Mardi 16 juillet. Je suis du convoi médiatique à pénétrer en zone jaune. En ouvrant cette porte de l’autre côté des barricades, la Sûreté du Québec souhaite que les journalistes puissent s’imprégner de l’ampleur du sinistre. Une seule assignation pour les photos. Même chose pour les images et les extraits sonores. La consigne est claire : pas de sensationnalisme ici. Du respect. Je n’aurais pas pu demander mieux.

Je n’ai pas hésité une seconde à faire partie de la horde de journalistes. Un peu de peur au ventre oui et pas du tout de détachement. Mais j’avais besoin d’être là.

Premier arrêt de l’autobus dans le stationnement du Centre sportif. Nous sommes dans la zone jaune, ce qui signifie qu’il y a encore un risque mais qu’il est contrôlé. Pas question d’aller au-delà. L’autre côté de la clôture, c’est la zone rouge, régie par des normes de sécurité élevées. L’autre côté, l’absence. Les bâtiments disparus, l’amoncellement de wagons qui semblent collés sur ce qui reste de la structure du Dollorama. Erreur de perspective, clash indescriptible ce centre-ville éventré.

Deuxième arrêt dans le stationnement du centre-ville. L’arrière des bâtiments encore debout laisse presque croire que le cœur de Lac-Mégantic bat encore. Mais les édifices sont silencieux. Centre de la rue Frontenac, toujours en zone jaune. Je m’effondre. Au nord, dans la zone rouge, c’est comme si un géant avait mangé un morceau du centre-ville. Un goinfre de géant parce que le morceau est immense. Je connais tous les bâtiments disparus mais je mélange leur ordre… Vingt ans de vie ici et mes repères effondrés avec la catastrophe.

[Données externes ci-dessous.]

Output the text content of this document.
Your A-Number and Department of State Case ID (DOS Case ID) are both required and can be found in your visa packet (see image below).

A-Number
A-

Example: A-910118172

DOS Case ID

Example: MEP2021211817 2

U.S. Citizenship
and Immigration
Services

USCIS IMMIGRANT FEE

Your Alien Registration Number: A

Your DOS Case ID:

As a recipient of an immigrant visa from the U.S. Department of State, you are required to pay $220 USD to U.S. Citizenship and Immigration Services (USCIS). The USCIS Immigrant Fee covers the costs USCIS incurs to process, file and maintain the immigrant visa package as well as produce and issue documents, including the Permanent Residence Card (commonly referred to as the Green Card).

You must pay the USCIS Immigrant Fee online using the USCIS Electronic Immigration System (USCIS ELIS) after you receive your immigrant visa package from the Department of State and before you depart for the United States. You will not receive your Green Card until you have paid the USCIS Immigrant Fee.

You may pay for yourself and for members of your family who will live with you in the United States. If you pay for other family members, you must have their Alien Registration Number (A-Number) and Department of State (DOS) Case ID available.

Passé Thibodeau sur le boulevard des Vétérans, les larmes me reviennent entre deux infos données aux journalistes de l’extérieur. Je ne veux pas pleurer. Ce n’est pas professionnel. En même temps, ça me fait du bien. Je savais que j’avais besoin d’être ici. De me promener dans la zone jaune du parc des Vétérans, d’admirer le lac en me disant que 10 jours plus tôt, ce lieu était plein de vie. Que le matin du 6 juillet, le cœur de la ville battait au diapason de celui des Méganticois. J’avais aussi besoin de regarder au nord, où l’on voit poindre la devanture de l’Écho, où je n’aurai pas rédigé ce texte si… L’Écho qui n’est désormais séparé de mon champ de vision que par une maison. Je sens l’ampleur de la catastrophe, de la désolation, de ma désolation. Je sens plus fort que jamais la boule compacte que je transporte à l’intérieur.

Me remarquant sans doute en raison de mon émotivité aux antipodes de la sacro-sainte objectivité journalistique, des journalistes m’abordent, me demandent s’ils peuvent me citer. Oui mais seulement les médias écrits. Par solidarité mais aussi parce que je n’ai nulle envie de déparler devant la caméra. «Qu’est-ce qu’on n’a pas vu? Il y a-t-il quelque chose dont on n’a pas parlé?». Je réponds qu’ils ne pourront jamais témoigner de l’autre explosion. L’explosion par en-dedans. Celle que les Méganticois portent en eux et qui sort au compte-larmes parce que la douleur est trop vive pour être expulsée d’un coup. De cette adrénaline qui nous maintient sur le mode automatique entre deux sensations émotives. De la compassion qui nous unis comme jamais dans cette épreuve, du désir plus aigu de se retrouver entre nous. Et de la certitude qu’on va continuer d’avancer dans ce terrain inconnu.